Agronegócio

Protagonismo jovem ganha força no agro e transforma o campo

Agricultura de precisão, drones, sensores de solo, monitoramento via satélite, softwares de gestão e inteligência artificial são atrativos para as novas gerações. Especialistas ressaltam importância da capacitação técnica e administrativa para sucesso na área

 21/08/2025. Crédito: Minervino Júnior/CB/D.A Press. Brasil.  Brasilia - DF. Geração Z do agronegócio. Agroindústria Machadinho. Marcela Gontijo, Leandro Gontijo e a criança Maria Cecília. -  (crédito: Minervino Júnior/CB/D.A.Press)
21/08/2025. Crédito: Minervino Júnior/CB/D.A Press. Brasil. Brasilia - DF. Geração Z do agronegócio. Agroindústria Machadinho. Marcela Gontijo, Leandro Gontijo e a criança Maria Cecília. - (crédito: Minervino Júnior/CB/D.A.Press)

Filha de um engenheiro agrônomo, a produtora rural Ana Carolina Zimmermann, 30 anos, cresceu no campo e, desde cedo, percebeu o potencial do agro. "O Brasil tem grande vocação em termos de eficiência e produtividade. Resolvi aproveitar a oportunidade de colocar em prática minhas competências com gestão, desenvolvimento humano e visão sistêmica desse universo", conta.

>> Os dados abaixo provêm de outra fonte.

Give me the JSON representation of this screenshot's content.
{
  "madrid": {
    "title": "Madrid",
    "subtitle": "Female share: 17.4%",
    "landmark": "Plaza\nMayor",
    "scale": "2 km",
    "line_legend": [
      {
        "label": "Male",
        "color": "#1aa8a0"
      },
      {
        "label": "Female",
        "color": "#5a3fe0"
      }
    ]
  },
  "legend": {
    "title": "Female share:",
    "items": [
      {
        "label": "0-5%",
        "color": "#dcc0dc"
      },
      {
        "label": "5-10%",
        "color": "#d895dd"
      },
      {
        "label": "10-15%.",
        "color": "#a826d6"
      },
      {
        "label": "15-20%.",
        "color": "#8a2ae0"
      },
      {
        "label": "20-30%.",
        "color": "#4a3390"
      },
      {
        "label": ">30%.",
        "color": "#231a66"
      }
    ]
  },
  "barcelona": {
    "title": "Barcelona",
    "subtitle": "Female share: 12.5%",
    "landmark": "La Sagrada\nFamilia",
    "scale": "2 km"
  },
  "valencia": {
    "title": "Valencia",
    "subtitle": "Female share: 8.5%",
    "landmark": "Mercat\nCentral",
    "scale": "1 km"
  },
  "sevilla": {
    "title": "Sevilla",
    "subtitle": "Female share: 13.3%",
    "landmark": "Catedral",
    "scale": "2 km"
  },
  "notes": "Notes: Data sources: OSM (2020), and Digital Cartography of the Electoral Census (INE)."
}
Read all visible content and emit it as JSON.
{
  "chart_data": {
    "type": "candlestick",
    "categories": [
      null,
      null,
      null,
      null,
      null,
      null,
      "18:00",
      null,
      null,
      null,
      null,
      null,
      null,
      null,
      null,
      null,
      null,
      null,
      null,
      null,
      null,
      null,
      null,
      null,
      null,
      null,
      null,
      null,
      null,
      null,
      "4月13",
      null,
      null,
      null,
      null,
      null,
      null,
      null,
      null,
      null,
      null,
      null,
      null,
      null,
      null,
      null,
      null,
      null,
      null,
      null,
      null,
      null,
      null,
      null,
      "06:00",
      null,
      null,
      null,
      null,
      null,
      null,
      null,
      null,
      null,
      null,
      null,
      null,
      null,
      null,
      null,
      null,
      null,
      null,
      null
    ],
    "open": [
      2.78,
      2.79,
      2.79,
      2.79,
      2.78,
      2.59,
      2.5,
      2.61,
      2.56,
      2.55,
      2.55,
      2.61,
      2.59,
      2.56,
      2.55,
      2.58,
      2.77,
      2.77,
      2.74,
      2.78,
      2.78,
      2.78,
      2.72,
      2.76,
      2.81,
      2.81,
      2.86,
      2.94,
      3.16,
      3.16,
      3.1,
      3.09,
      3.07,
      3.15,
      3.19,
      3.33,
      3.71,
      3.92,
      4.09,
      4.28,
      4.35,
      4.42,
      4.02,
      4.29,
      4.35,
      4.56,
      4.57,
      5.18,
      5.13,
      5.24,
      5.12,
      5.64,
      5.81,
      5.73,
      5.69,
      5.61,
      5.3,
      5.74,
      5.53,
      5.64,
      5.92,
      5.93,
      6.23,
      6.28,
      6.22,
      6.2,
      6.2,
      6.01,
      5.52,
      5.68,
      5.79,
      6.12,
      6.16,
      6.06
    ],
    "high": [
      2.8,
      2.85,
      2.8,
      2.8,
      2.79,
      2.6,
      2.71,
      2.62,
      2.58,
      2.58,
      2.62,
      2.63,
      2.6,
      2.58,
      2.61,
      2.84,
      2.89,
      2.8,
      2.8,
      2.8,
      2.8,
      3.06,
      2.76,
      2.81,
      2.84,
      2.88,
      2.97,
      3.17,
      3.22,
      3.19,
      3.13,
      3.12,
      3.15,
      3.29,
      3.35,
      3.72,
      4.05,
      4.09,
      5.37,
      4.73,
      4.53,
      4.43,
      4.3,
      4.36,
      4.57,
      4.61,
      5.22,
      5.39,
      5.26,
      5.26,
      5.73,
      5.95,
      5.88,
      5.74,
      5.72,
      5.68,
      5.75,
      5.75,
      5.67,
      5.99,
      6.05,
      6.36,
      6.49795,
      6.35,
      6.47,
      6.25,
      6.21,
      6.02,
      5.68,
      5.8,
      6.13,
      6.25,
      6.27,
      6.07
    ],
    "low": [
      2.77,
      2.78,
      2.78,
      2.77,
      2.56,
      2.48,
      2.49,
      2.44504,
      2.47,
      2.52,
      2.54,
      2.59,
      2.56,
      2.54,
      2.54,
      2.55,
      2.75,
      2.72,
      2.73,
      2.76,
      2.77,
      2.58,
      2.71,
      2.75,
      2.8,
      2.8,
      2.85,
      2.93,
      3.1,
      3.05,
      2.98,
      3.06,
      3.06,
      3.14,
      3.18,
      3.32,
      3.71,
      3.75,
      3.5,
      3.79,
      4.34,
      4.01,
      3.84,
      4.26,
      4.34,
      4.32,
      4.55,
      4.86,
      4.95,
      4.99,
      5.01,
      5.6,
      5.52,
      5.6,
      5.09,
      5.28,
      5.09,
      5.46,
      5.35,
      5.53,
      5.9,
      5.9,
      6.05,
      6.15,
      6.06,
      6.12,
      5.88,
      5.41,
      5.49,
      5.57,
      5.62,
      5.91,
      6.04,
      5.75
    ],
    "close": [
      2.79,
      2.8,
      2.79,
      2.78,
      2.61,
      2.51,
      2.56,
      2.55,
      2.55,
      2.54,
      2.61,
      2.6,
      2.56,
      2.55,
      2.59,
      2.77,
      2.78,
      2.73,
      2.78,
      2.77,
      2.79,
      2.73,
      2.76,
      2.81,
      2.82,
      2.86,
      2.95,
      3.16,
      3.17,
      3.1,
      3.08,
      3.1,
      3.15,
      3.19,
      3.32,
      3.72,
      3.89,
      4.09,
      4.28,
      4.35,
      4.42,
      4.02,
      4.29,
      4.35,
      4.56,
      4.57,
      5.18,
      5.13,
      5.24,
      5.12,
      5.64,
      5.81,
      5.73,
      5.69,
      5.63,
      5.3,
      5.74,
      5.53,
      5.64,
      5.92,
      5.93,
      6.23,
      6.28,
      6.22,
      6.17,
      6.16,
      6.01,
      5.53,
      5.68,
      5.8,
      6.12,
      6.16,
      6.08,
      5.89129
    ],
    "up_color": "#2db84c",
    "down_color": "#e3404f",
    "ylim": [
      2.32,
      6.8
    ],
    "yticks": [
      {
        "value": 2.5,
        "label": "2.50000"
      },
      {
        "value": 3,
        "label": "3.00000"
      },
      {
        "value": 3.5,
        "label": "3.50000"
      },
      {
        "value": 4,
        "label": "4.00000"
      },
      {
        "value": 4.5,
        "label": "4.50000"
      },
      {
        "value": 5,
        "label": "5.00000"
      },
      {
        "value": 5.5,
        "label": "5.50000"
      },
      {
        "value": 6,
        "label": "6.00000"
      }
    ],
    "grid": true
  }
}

As credenciais conquistadas por Ana Carolina com cursos, especializações e prêmios têm se refletido no sucesso da sua produção agrícola. "Meu propósito sempre foi usar melhor as competências que tenho em um setor pelo qual tenho paixão", compartilha ela, que é engenheira de produção, possui MBA em Agronegócio e Projetos, é bolsista do programa internacional Nuffield, que capacita jovens líderes e profissionais agrícolas, entre outros programas dos quais faz parte. 

Ana Carolina é um exemplo de como o protagonismo dos jovens no campo tem crescido, à medida que aumenta a participação do agronegócio na economia do Distrito Federal. Em 2024, a produção agrícola movimentou mais de R$ 5,8 bilhões no DF e, no mês passado, o presidente Luiz Inácio Lula da Silva sancionou a primeira legislação do Brasil voltada especificamente para a juventude do meio rural, o Plano Nacional de Juventude e Sucessão Rural (PNJSR).

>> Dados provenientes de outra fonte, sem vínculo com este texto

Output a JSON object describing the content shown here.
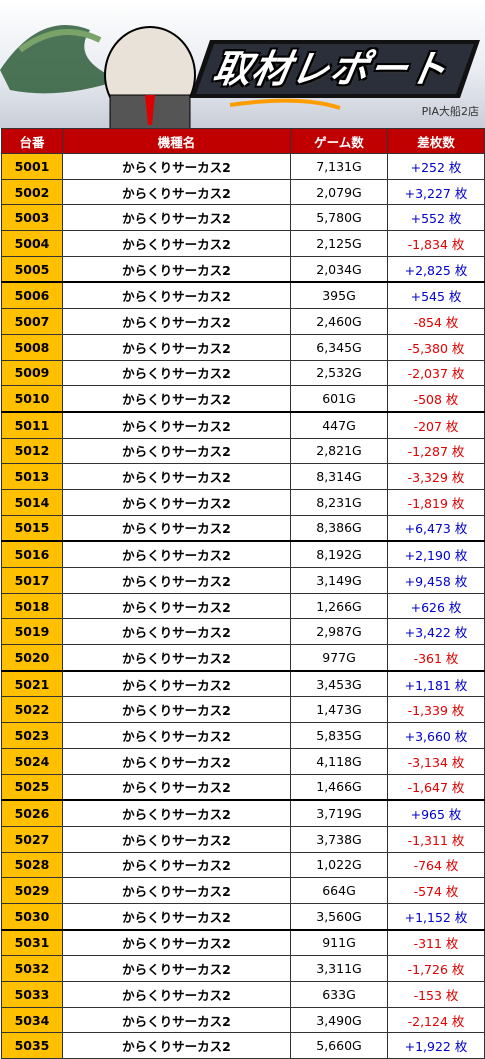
{
  "header": {
    "title": "取材レポート",
    "store": "PIA大船2店"
  },
  "table": {
    "columns": [
      "台番",
      "機種名",
      "ゲーム数",
      "差枚数"
    ],
    "rows": [
      [
        "5001",
        "からくりサーカス2",
        "7,131G",
        "+252 枚"
      ],
      [
        "5002",
        "からくりサーカス2",
        "2,079G",
        "+3,227 枚"
      ],
      [
        "5003",
        "からくりサーカス2",
        "5,780G",
        "+552 枚"
      ],
      [
        "5004",
        "からくりサーカス2",
        "2,125G",
        "-1,834 枚"
      ],
      [
        "5005",
        "からくりサーカス2",
        "2,034G",
        "+2,825 枚"
      ],
      [
        "5006",
        "からくりサーカス2",
        "395G",
        "+545 枚"
      ],
      [
        "5007",
        "からくりサーカス2",
        "2,460G",
        "-854 枚"
      ],
      [
        "5008",
        "からくりサーカス2",
        "6,345G",
        "-5,380 枚"
      ],
      [
        "5009",
        "からくりサーカス2",
        "2,532G",
        "-2,037 枚"
      ],
      [
        "5010",
        "からくりサーカス2",
        "601G",
        "-508 枚"
      ],
      [
        "5011",
        "からくりサーカス2",
        "447G",
        "-207 枚"
      ],
      [
        "5012",
        "からくりサーカス2",
        "2,821G",
        "-1,287 枚"
      ],
      [
        "5013",
        "からくりサーカス2",
        "8,314G",
        "-3,329 枚"
      ],
      [
        "5014",
        "からくりサーカス2",
        "8,231G",
        "-1,819 枚"
      ],
      [
        "5015",
        "からくりサーカス2",
        "8,386G",
        "+6,473 枚"
      ],
      [
        "5016",
        "からくりサーカス2",
        "8,192G",
        "+2,190 枚"
      ],
      [
        "5017",
        "からくりサーカス2",
        "3,149G",
        "+9,458 枚"
      ],
      [
        "5018",
        "からくりサーカス2",
        "1,266G",
        "+626 枚"
      ],
      [
        "5019",
        "からくりサーカス2",
        "2,987G",
        "+3,422 枚"
      ],
      [
        "5020",
        "からくりサーカス2",
        "977G",
        "-361 枚"
      ],
      [
        "5021",
        "からくりサーカス2",
        "3,453G",
        "+1,181 枚"
      ],
      [
        "5022",
        "からくりサーカス2",
        "1,473G",
        "-1,339 枚"
      ],
      [
        "5023",
        "からくりサーカス2",
        "5,835G",
        "+3,660 枚"
      ],
      [
        "5024",
        "からくりサーカス2",
        "4,118G",
        "-3,134 枚"
      ],
      [
        "5025",
        "からくりサーカス2",
        "1,466G",
        "-1,647 枚"
      ],
      [
        "5026",
        "からくりサーカス2",
        "3,719G",
        "+965 枚"
      ],
      [
        "5027",
        "からくりサーカス2",
        "3,738G",
        "-1,311 枚"
      ],
      [
        "5028",
        "からくりサーカス2",
        "1,022G",
        "-764 枚"
      ],
      [
        "5029",
        "からくりサーカス2",
        "664G",
        "-574 枚"
      ],
      [
        "5030",
        "からくりサーカス2",
        "3,560G",
        "+1,152 枚"
      ],
      [
        "5031",
        "からくりサーカス2",
        "911G",
        "-311 枚"
      ],
      [
        "5032",
        "からくりサーカス2",
        "3,311G",
        "-1,726 枚"
      ],
      [
        "5033",
        "からくりサーカス2",
        "633G",
        "-153 枚"
      ],
      [
        "5034",
        "からくりサーカス2",
        "3,490G",
        "-2,124 枚"
      ],
      [
        "5035",
        "からくりサーカス2",
        "5,660G",
        "+1,922 枚"
      ]
    ]
  }
}
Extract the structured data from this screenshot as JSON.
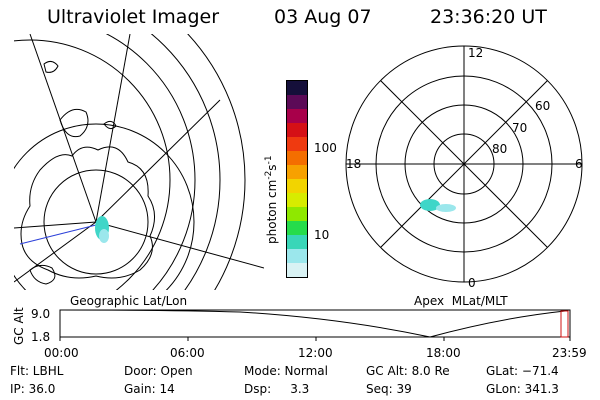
{
  "header": {
    "instrument": "Ultraviolet Imager",
    "date": "03 Aug 07",
    "time": "23:36:20 UT"
  },
  "colorbar": {
    "unit_prefix": "photon cm",
    "unit_exp1": "-2",
    "unit_s": "s",
    "unit_exp2": "-1",
    "ticks": [
      "100",
      "10"
    ],
    "colors": [
      "#150f3a",
      "#5c0a57",
      "#a8004a",
      "#d51016",
      "#ef3a10",
      "#f46e00",
      "#f7a100",
      "#f2d400",
      "#d7ec00",
      "#8fe800",
      "#26dc4b",
      "#39d6b8",
      "#9be7ec",
      "#d9f2f4"
    ]
  },
  "geo_map": {
    "caption": "Geographic Lat/Lon"
  },
  "polar_map": {
    "caption": "Apex  MLat/MLT",
    "mlt_labels": {
      "top": "12",
      "left": "18",
      "right": "6",
      "bottom": "0"
    },
    "lat_labels": [
      "60",
      "70",
      "80"
    ]
  },
  "altitude_plot": {
    "ylabel": "GC Alt",
    "yticks": [
      "9.0",
      "1.8"
    ],
    "xticks": [
      "00:00",
      "06:00",
      "12:00",
      "18:00",
      "23:59"
    ]
  },
  "info": {
    "filter": "Flt: LBHL",
    "ip": "IP: 36.0",
    "door": "Door: Open",
    "gain": "Gain: 14",
    "mode": "Mode: Normal",
    "dsp": "Dsp:     3.3",
    "gc_alt": "GC Alt: 8.0 Re",
    "seq": "Seq: 39",
    "glat": "GLat: −71.4",
    "glon": "GLon: 341.3"
  },
  "colors": {
    "aurora": "#3fd6c8",
    "track_marker": "#d01010",
    "grid": "#000000"
  }
}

O programa tem como perspectiva alcançar cerca de 500 mil jovens que vivem no campo, nas águas e nas florestas. A ideia é promover inclusão produtiva, acesso à terra, educação, participação política e proteção aos territórios rurais. Especialistas ressaltam a importância da capacitação, gestão e domínio das novas tecnologias para o bom desenvolvimento das atividades no campo. 

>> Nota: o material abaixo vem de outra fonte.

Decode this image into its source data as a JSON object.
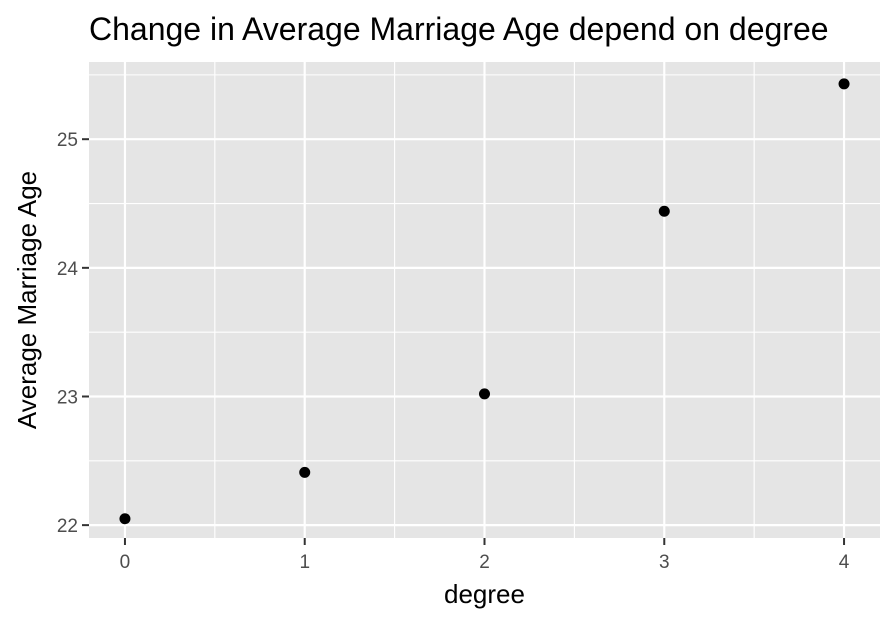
{
  "chart_data": {
    "type": "scatter",
    "title": "Change in Average Marriage Age depend on degree",
    "xlabel": "degree",
    "ylabel": "Average Marriage Age",
    "x": [
      0,
      1,
      2,
      3,
      4
    ],
    "y": [
      22.05,
      22.41,
      23.02,
      24.44,
      25.43
    ],
    "xlim": [
      -0.2,
      4.2
    ],
    "ylim": [
      21.9,
      25.6
    ],
    "x_ticks": [
      "0",
      "1",
      "2",
      "3",
      "4"
    ],
    "y_ticks": [
      "22",
      "23",
      "24",
      "25"
    ],
    "grid": true,
    "point_color": "#000000",
    "panel_color": "#e5e5e5",
    "grid_color": "#ffffff"
  }
}
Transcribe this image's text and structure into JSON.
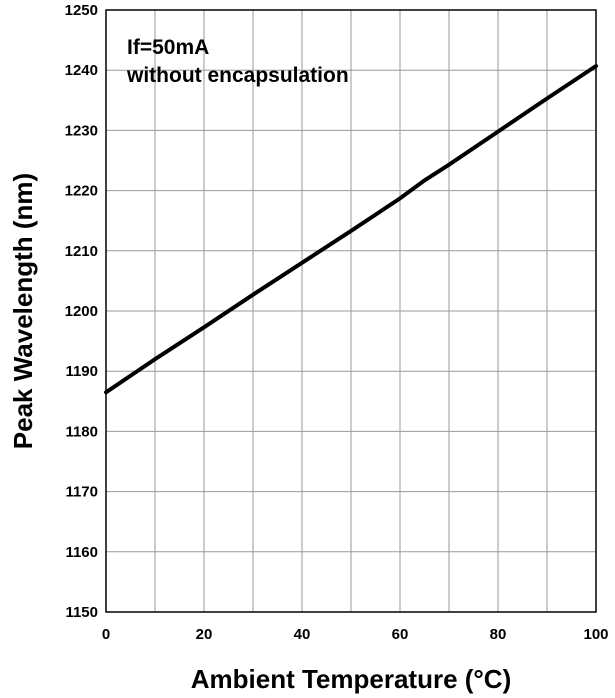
{
  "chart_data": {
    "type": "line",
    "xlabel": "Ambient Temperature (°C)",
    "ylabel": "Peak Wavelength (nm)",
    "xlim": [
      0,
      100
    ],
    "ylim": [
      1150,
      1250
    ],
    "x_ticks": [
      0,
      20,
      40,
      60,
      80,
      100
    ],
    "y_ticks": [
      1150,
      1160,
      1170,
      1180,
      1190,
      1200,
      1210,
      1220,
      1230,
      1240,
      1250
    ],
    "x_tick_labels": [
      "0",
      "20",
      "40",
      "60",
      "80",
      "100"
    ],
    "y_tick_labels": [
      "1150",
      "1160",
      "1170",
      "1180",
      "1190",
      "1200",
      "1210",
      "1220",
      "1230",
      "1240",
      "1250"
    ],
    "grid": true,
    "annotations": [
      "If=50mA",
      "without encapsulation"
    ],
    "series": [
      {
        "x": [
          0,
          10,
          20,
          30,
          40,
          50,
          60,
          65,
          70,
          80,
          90,
          100
        ],
        "y": [
          1186.5,
          1192.0,
          1197.3,
          1202.7,
          1208.0,
          1213.3,
          1218.7,
          1221.7,
          1224.3,
          1229.8,
          1235.3,
          1240.7
        ]
      }
    ]
  }
}
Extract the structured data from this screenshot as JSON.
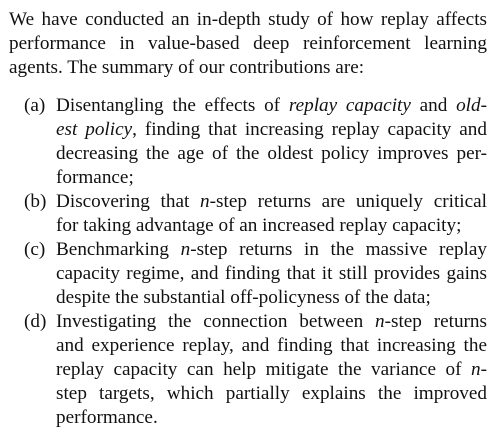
{
  "intro": {
    "lines": [
      "We have conducted an in-depth study of how replay affects",
      "performance in value-based deep reinforcement learning",
      "agents. The summary of our contributions are:"
    ]
  },
  "items": [
    {
      "label": "(a)",
      "l1_pre": "Disentangling the effects of ",
      "l1_em1": "replay capacity",
      "l1_mid": " and ",
      "l1_em2": "old-",
      "l2_em": "est policy",
      "l2_post": ", finding that increasing replay capacity and",
      "l3": "decreasing the age of the oldest policy improves per-",
      "l4": "formance;"
    },
    {
      "label": "(b)",
      "l1_pre": "Discovering that ",
      "l1_n": "n",
      "l1_post": "-step returns are uniquely critical",
      "l2": "for taking advantage of an increased replay capacity;"
    },
    {
      "label": "(c)",
      "l1_pre": "Benchmarking ",
      "l1_n": "n",
      "l1_post": "-step returns in the massive replay",
      "l2": "capacity regime, and finding that it still provides gains",
      "l3": "despite the substantial off-policyness of the data;"
    },
    {
      "label": "(d)",
      "l1_pre": "Investigating the connection between ",
      "l1_n": "n",
      "l1_post": "-step returns",
      "l2": "and experience replay, and finding that increasing the",
      "l3_pre": "replay capacity can help mitigate the variance of ",
      "l3_n": "n",
      "l3_post": "-",
      "l4": "step targets, which partially explains the improved",
      "l5": "performance."
    }
  ]
}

Diretora de Educação Profissional do Serviço Nacional de Aprendizagem (Senar), Fabíola Bomtempo cita as novas tecnologias utilizadas no campo como um atrativo aos jovens. "O agro, hoje, envolve drones, máquinas de última geração, alguns aplicativos de gestão, o que desperta o interesse desses jovens mais conectados e curiosos por novidades", elenca.

Outro fator mencionado pela especialista é o interesse crescente dos jovens pelo empreendedorismo. "Muitos enxergam a propriedade rural como um negócio, como uma oportunidade de expansão, de agregação de valor e acesso a novos mercados", pontua. "Existe um reconhecimento maior do setor, que tem grande peso na economia brasileira. Os jovens percebem que podem fazer parte de algo mais estratégico para o país", acrescenta Fabíola.

De acordo com ela, a oferta de curso de formação profissional rural, programas de capacitação e alguns intercâmbios voltados para o setor dão mais segurança ao jovem para assumir a responsabilidade da sucessão rural, como no caso da engenheira de produção Ana Carolina.

Capacitação

O casal Marcela Gontijo, 28, e Leandro Gontijo, 31, administra a agroindústria Machadinho, de propriedade da família, que produz vegetais e legumes higienizados e minimamente processados. Desde que tinha apenas 18 anos, Marcela começou a atuar nas atividades rurais e diz que adquirir conhecimento foi imprescindível para o sucesso do negócio que ajuda a administrar. "O agro também tem a parte burocrática, de auditoria, de qualidade, de fiscalização. Com a experiência, hoje, eu consigo ter uma visão ampla de todo o processo. É muito gratificante poder entender desde a sementinha até o produto final", descreve.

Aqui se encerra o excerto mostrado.